We have addressed many shortcomings of this study within the discussion’s ‘Limitations’ subheading. No prospective study to our knowledge has been able to follow up patients for a sufficiently long period of time.

 

The authors are happy to address specific concerns regarding methodology if these are rate-limiting steps towards publication. We thank reviewer 1 for their time examining this manuscript. 

Reviewer 2 Report

The study by Tarrant et al is well-designed and the results could benefit the orthopedic community. The manuscript is also well-written, and each section is adequately detailed. The interpretation of their results is also accurate. Just a few suggestions/questions before publishing-  

 

 

  1. Johnson et al (2017) recently showed that both age and activity levels were important predictors for nail failure (age was not a predictor when adjusted for ASA scores). Although this paper is referenced in your study, you do not discuss this in reference to your conclusions.
  2. Was there data available on BMI and any other cardiovascular/ metabolic comorbidities of the patients?

 

Minor-

  • Line 43- Stability itself has been attempted to be defined.
  • Line 57- Comma missing between ‘patterns, is’

Author Response

Please see file

Author Response File: Author Response.docx

Reviewer 3 Report

Tarrant et. al. analyzed 1,100 consecutive geriatric hip fracture patients undergoing surgical fixation using long or short version of G3 IMN nail. They found that age was associated with failure for those 16 failed cases with lateral wall insufficiency and medical calcar loss. The ms. is well written and organized. The following questions should be answered before considered for publication.
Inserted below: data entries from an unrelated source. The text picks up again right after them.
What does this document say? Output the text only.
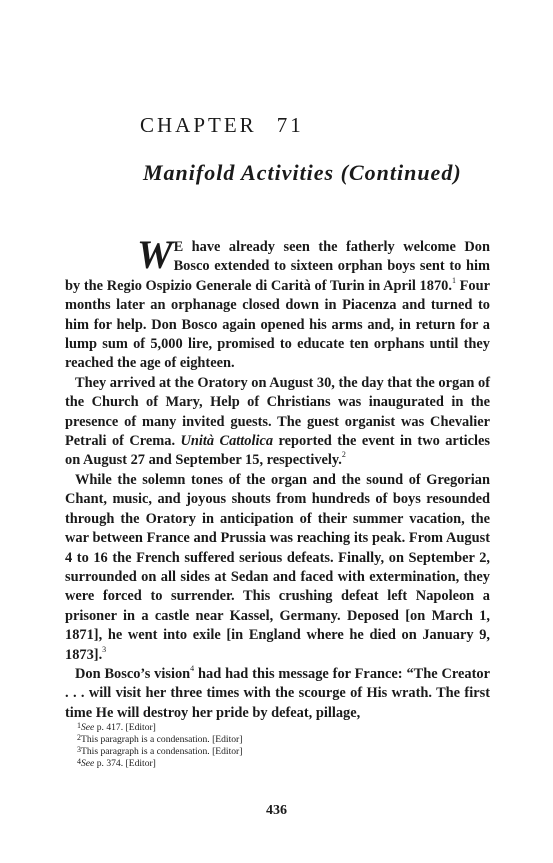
CHAPTER 71
Manifold Activities (Continued)

W E have already seen the fatherly welcome Don Bosco extended to sixteen orphan boys sent to him by the Regio Ospizio Generale di Carità of Turin in April 1870.$^1$ Four months later an orphanage closed down in Piacenza and turned to him for help. Don Bosco again opened his arms and, in return for a lump sum of 5,000 lire, promised to educate ten orphans until they reached the age of eighteen.

They arrived at the Oratory on August 30, the day that the organ of the Church of Mary, Help of Christians was inaugurated in the presence of many invited guests. The guest organist was Chevalier Petrali of Crema. Unità Cattolica reported the event in two articles on August 27 and September 15, respectively.$^2$

While the solemn tones of the organ and the sound of Gregorian Chant, music, and joyous shouts from hundreds of boys resounded through the Oratory in anticipation of their summer vacation, the war between France and Prussia was reaching its peak. From August 4 to 16 the French suffered serious defeats. Finally, on September 2, surrounded on all sides at Sedan and faced with extermination, they were forced to surrender. This crushing defeat left Napoleon a prisoner in a castle near Kassel, Germany. Deposed [on March 1, 1871], he went into exile [in England where he died on January 9, 1873].$^3$

Don Bosco’s vision$^4$ had had this message for France: “The Creator . . . will visit her three times with the scourge of His wrath. The first time He will destroy her pride by defeat, pillage,

$^1$See p. 417. [Editor]
$^2$This paragraph is a condensation. [Editor]
$^3$This paragraph is a condensation. [Editor]
$^4$See p. 374. [Editor]
436
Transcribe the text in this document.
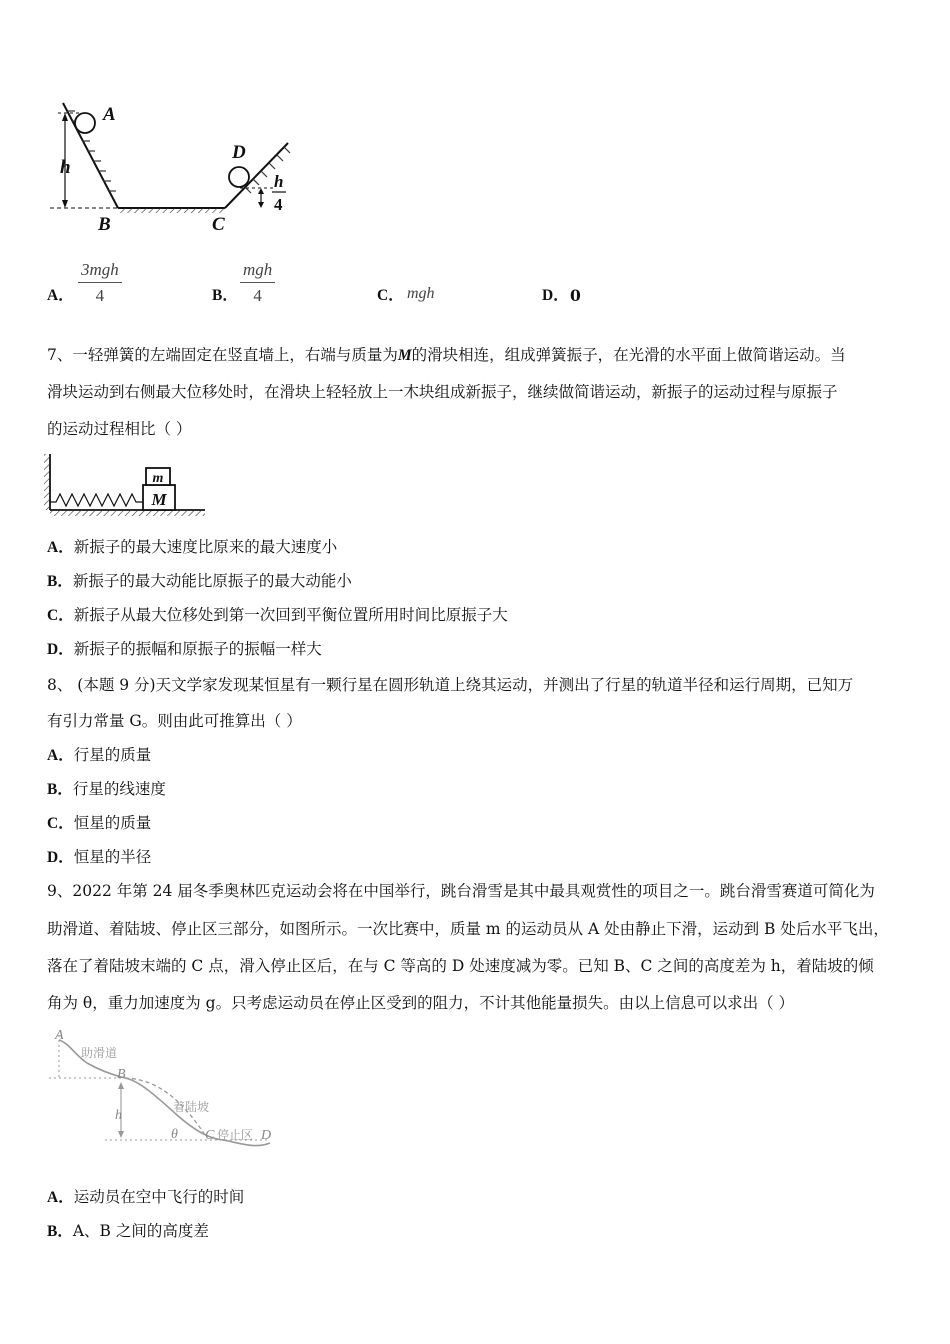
A
h
B	C
D
h
4
A．
3mgh
4	B．
mgh
4	C． mgh	D． 0
7、一轻弹簧的左端固定在竖直墙上，右端与质量为M的滑块相连，组成弹簧振子，在光滑的水平面上做简谐运动。当
滑块运动到右侧最大位移处时，在滑块上轻轻放上一木块组成新振子，继续做简谐运动，新振子的运动过程与原振子
的运动过程相比（ ）
M
m
A．新振子的最大速度比原来的最大速度小
B．新振子的最大动能比原振子的最大动能小
C．新振子从最大位移处到第一次回到平衡位置所用时间比原振子大
D．新振子的振幅和原振子的振幅一样大
8、 (本题 9 分)天文学家发现某恒星有一颗行星在圆形轨道上绕其运动，并测出了行星的轨道半径和运行周期，已知万
有引力常量 G。则由此可推算出（ ）
A．行星的质量
B．行星的线速度
C．恒星的质量
D．恒星的半径
9、2022 年第 24 届冬季奥林匹克运动会将在中国举行，跳台滑雪是其中最具观赏性的项目之一。跳台滑雪赛道可简化为
助滑道、着陆坡、停止区三部分，如图所示。一次比赛中，质量 m 的运动员从 A 处由静止下滑，运动到 B 处后水平飞出，
落在了着陆坡末端的 C 点，滑入停止区后，在与 C 等高的 D 处速度减为零。已知 B、C 之间的高度差为 h，着陆坡的倾
角为 θ，重力加速度为 g。只考虑运动员在停止区受到的阻力，不计其他能量损失。由以上信息可以求出（ ）
A
B
h
θ C	D
助滑道
着陆坡
停止区
A．运动员在空中飞行的时间
B．A、B 之间的高度差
  1. Page 2, Line 83: Please provide a brief explanation on the AO/OTA subtypes AO31A2.2, 2.3 and 3.3.
  2. In this study, the median follow-up time is 707 days, while failures occurred at a median post-operative time of 111 days (40-413). Why did the failures happen during the first few months after the surgery?

Author Response

Please see file

Author Response File: Author Response.docx

Reviewer 4 Report

Overall, I think the paper is interesting..
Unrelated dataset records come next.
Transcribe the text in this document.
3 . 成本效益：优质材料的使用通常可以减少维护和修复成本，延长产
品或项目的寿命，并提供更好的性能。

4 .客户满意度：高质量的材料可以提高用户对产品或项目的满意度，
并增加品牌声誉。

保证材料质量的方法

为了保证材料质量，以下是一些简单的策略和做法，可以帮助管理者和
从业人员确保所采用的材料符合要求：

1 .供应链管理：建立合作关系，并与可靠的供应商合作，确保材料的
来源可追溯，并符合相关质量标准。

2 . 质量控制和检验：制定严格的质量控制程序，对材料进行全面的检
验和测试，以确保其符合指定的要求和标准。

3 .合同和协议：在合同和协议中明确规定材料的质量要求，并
The approach of the authors to this important topic is structured and supported with a huge numbers of cases. However - some points should be reconsidered: 

  1. Maybe the definition of failure should be reconsidered... I think a peri-implant fracture, especially after a second trauma should not be included, as this force cannot be predicted and would have an impact on any implant of the femur. However I cannot understand why the shortening of the femoral neck and thus the lateralisation of the femoral neck screw is excluded instead. I suggest that the primary outcome should be: cut-out or cut-through of the femoral neck screw, breakage of the implant and symptomatic shortening after weight bearing - as they are all due to the instability of the fracture-pattern. Non-union could be added, but it should be differentiated, whether biology or stability ist the key-factor... 
  2. It is not mentioned, whether all patients were treated with the same post-op sceme. Was there any partial weight-bearing?
  3. Patient data should include the body mass index. As only low-energy traumas were included, I would be curious to know the percentage of heavy-weight patients, especially with the A2.3 and 3.3 Fractures. May this be another factor influencing failure risk? Please discuss.. 
  4. As there are only 16 documented failures in this huge group of patients a individulized failure-analysis would be an interesting add-on. 
  5. The key-message is that younger patients have a higher risk of failure in comminuted, instable peritrochanteric fractures... How did that result influence the treatment strategy of the authors? Do you apply additional measures? Please describe/discuss..

Author Response

Please see file

Author Response File: Author Response.docx

Round 2

Reviewer 1 Report

The authors have been able to accurately respond to many of the orders from the reviewers. I have no objection to the acceptance of the paper as a retrospective study of a huge number of cases.

Reviewer 4 Report

All questions have been answered adequately and all concerns have been adressed.